CVE-2024-10952: 
WordPress vulnerability analysis and mitigation

The Authors List plugin for WordPress is vulnerable to arbitrary shortcode execution via the updateauthorslist_ajax AJAX action in versions up to and including 2.0.4. This vulnerability was discovered and disclosed in December 2024, affecting all installations of the Authors List plugin up to version 2.0.4 (NVD).

The vulnerability stems from improper validation of input values before executing the doshortcode function. This security flaw allows unauthenticated attackers to execute arbitrary shortcodes through the updateauthorslistajax AJAX action. The vulnerability has been assigned a CVSS v3.1 base score of 7.3 (HIGH) with the vector string CVSS:3.1/AV:N/AC:L/PR:N/UI:N/S:U/C:L/I:L/A:L, indicating a serious security risk. The issue has been classified as CWE-94 (Improper Control of Generation of Code) (NVD, Wordfence).

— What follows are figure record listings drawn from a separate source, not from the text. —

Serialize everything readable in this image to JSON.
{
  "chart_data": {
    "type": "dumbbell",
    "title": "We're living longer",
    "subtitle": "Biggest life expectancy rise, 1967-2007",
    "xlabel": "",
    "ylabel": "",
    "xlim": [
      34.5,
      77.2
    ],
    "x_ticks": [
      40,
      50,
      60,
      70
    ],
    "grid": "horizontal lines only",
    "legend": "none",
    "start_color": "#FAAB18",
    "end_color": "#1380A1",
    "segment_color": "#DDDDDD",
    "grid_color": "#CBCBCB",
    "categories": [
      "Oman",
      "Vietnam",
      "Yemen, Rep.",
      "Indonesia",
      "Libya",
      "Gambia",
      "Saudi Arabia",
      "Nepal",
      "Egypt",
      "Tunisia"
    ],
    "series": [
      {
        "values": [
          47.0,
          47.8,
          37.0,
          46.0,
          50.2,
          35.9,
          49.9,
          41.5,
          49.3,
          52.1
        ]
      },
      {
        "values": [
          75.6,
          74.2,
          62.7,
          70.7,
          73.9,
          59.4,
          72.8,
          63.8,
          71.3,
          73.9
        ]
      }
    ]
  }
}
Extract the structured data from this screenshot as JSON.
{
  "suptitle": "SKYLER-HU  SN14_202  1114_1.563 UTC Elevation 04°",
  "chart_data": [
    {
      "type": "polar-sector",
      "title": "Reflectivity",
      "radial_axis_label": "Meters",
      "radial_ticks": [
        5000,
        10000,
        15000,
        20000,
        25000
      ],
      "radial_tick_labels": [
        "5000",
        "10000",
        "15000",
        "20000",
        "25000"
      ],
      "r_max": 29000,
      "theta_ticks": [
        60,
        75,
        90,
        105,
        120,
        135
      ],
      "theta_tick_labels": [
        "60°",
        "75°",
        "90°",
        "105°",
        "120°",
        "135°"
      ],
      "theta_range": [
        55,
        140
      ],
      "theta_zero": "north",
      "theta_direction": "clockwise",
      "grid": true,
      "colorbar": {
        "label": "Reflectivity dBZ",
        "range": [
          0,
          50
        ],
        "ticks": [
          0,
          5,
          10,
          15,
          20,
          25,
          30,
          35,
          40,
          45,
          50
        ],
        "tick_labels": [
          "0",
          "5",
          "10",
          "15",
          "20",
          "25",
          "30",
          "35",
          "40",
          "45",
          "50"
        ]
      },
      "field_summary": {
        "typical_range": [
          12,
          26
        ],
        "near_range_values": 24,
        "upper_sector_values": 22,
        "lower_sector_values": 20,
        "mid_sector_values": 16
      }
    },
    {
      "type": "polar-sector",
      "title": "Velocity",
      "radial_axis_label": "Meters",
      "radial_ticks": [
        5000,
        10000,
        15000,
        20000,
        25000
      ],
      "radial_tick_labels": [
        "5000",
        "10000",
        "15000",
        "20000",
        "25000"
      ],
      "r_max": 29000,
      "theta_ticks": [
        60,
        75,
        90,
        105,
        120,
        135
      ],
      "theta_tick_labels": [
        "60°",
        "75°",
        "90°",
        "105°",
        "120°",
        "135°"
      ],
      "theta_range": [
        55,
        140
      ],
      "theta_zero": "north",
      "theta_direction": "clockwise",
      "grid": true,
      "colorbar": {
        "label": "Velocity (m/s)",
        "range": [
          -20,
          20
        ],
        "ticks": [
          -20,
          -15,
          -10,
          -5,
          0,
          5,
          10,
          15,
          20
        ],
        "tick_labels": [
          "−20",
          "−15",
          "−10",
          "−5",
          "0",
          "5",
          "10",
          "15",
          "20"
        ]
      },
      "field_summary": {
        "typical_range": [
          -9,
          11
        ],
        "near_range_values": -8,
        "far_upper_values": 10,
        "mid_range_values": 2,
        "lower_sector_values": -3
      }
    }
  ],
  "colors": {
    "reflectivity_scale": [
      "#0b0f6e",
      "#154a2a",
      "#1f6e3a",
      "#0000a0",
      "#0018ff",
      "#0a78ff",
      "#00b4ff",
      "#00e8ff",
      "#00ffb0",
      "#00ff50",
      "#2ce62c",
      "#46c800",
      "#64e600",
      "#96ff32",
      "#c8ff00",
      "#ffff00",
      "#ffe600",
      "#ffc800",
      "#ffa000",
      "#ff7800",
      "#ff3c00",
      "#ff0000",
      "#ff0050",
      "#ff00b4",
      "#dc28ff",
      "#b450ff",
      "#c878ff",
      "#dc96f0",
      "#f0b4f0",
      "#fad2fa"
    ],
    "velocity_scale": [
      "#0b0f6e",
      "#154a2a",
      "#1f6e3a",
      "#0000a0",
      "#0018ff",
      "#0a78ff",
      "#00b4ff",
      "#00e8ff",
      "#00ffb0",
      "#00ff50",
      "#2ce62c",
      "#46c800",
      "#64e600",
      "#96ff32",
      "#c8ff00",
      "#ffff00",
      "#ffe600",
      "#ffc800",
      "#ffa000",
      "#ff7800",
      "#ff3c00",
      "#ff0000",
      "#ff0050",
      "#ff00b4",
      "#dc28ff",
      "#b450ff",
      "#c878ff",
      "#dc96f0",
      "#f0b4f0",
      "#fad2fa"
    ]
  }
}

The vulnerability allows unauthenticated attackers to execute arbitrary shortcodes on affected WordPress installations. This could potentially lead to unauthorized access, information disclosure, and other security compromises depending on the available shortcodes and their functionality (NVD).

Website administrators running the Authors List plugin should immediately update to version 2.0.6.1 or later, which contains security fixes for this vulnerability. The update was released in February 2025 as part of the plugin's security improvements (WordPress Plugin).